Notes From the Fieldby Martin Weil

September 6, 2013

Reverse Mortgages Getting More Expensive at the End of September

Well it may have been too good to last. For the past two years or so, the costs of a reverse mortgage were at historical lows, both their interest rates and associated fees. The use of a reverse mortgage was increasingly recommend by planners, employed  as a standby line of credit for retirees living off savings and enabling them to smooth out the cash flows that were being drawn down from more volatile investment assets.
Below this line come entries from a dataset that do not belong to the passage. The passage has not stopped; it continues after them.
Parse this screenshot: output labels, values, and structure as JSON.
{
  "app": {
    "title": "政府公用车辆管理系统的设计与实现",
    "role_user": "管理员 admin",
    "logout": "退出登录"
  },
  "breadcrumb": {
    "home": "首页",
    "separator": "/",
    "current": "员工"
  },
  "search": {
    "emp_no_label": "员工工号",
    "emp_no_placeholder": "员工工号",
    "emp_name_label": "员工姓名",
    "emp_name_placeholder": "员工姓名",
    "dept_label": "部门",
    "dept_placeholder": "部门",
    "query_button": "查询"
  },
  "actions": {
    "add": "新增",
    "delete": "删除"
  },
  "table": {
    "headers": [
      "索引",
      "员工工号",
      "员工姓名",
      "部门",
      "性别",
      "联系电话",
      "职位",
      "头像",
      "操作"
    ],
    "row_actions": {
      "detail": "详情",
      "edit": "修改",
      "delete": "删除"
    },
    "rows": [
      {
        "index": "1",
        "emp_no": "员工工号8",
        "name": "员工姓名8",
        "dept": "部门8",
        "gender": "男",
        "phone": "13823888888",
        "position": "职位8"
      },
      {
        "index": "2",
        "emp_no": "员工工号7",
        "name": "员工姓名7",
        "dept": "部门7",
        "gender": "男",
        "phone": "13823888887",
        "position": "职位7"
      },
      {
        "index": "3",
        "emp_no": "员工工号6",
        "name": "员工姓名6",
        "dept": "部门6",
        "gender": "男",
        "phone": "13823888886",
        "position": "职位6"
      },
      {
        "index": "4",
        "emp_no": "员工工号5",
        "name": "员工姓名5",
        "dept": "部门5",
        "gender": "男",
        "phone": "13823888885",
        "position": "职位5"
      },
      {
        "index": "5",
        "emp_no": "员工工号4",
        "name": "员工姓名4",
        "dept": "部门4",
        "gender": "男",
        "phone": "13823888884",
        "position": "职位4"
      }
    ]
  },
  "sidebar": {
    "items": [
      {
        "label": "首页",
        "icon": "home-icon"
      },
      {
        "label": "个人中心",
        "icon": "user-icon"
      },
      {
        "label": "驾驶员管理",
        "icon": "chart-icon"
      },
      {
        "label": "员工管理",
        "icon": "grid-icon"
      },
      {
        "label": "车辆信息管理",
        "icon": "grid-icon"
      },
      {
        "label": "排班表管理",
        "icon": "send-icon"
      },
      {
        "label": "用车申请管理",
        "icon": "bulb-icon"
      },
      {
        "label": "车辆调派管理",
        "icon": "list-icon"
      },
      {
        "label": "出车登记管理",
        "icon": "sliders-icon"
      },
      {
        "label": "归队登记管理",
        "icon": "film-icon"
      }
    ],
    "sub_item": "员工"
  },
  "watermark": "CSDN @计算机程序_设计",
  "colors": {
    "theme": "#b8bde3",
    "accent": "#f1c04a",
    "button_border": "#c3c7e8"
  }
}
A colleague in the business, Tom MacDonald, emails me today that the costs of these loans are going up and their availability more restricted as of September 30.  Key points:

  • All fixed rate options eliminated.  The only choice will be an adjustable rate.
  • The amount of money the borrower qualifies for will be reduced by about 15%.  On top of this, interest rates are rising which also reduces the amount of money a borrower qualifies for.
  • There is a limit on how much can be taken out in the first year.
  • The Mortgage Insurance Premium charged by HUD is changing and could be higher.
  • Effective in January, 2014, there will be financial assessments for all borrowers to estimate if they will be willing and able to keep up on property taxes, homeowner’s insurance and standard maintenance. Anyone not passing the financial assessment will be required to have impounds for their life expectancy.

All in all, this sounds like reverse mortgages, for a time a very appealing option in the right situation, are going to become a lot less attractive.